In recent years, CDFs in Solomon Islands (and in its close neighbour Papua New Guinea) have risen to globally unprecedented levels: CDFs now make up around one third of the development budget in Solomon Islands, or between 10-15 percent of total budget outlays. As elsewhere, CDFs have generated considerable controversy in Solomon Islands. In addition, CDFs have been a bone of contention over many years between Solomon Islands governments and the donor community, including Australia.
The project run through seeks to provide a comparative evidence base for how CDFs are used at the constituency level in Solomon Islands. It aims to examine the CDF spending process from planning and decision making through to how projects are implemented and their impact on households and communities. The project is examining the type of pressures that managing CDFs place on MPs, and how public attitudes and expectations are affected by CDF spending. Fieldwork was undertaken between April and July 2017 in three constituencies in Solomon Islands. Drawing on data from the most recent national elections (2014), in each constituency the research team visited locations where the MP had strong, mixed and weak political support.

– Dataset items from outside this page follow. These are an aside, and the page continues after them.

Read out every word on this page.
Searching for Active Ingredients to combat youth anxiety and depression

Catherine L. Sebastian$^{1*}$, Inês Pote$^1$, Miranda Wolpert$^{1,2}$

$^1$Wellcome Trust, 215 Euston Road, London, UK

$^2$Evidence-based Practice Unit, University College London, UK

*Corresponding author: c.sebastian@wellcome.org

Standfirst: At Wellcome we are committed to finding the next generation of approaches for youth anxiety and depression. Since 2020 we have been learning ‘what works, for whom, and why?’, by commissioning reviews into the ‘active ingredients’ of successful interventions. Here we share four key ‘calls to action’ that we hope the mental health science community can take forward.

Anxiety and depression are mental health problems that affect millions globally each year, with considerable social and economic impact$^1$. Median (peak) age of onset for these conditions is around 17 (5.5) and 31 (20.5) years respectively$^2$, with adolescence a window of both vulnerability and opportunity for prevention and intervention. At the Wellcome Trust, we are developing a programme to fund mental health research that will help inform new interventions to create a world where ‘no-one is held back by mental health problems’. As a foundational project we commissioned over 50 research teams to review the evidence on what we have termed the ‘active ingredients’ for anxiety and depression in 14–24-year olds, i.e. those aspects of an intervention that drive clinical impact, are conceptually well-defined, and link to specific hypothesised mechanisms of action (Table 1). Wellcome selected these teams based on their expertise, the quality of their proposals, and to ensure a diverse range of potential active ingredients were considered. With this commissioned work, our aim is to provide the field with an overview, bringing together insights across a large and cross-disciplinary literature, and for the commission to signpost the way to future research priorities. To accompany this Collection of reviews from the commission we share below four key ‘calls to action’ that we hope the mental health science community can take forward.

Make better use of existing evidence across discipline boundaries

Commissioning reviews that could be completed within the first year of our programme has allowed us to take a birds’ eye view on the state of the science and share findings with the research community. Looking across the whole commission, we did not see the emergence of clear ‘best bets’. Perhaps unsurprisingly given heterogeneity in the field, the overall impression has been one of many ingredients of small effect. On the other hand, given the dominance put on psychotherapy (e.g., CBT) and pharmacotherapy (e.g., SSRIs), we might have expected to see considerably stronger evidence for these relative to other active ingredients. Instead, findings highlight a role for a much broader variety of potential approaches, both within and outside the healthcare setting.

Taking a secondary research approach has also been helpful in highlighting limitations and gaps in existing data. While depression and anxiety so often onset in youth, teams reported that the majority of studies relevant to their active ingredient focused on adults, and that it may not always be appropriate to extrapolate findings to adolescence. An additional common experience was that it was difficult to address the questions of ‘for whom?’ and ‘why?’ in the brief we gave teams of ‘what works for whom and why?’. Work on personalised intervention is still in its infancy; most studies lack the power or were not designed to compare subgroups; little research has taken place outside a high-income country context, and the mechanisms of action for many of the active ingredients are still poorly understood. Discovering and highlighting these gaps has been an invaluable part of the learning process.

The research involved in-depth interviews, community focus groups, and surveys. In total, over 300 individuals were interviewed or surveyed. Analysis of the data collected during fieldwork is currently underway. It is expected that this will provide fresh insights into the operation of CDFs in Solomon Islands, contributing to the growing international literature on this subject, as well as to a better-informed public debate in Solomon Islands itself.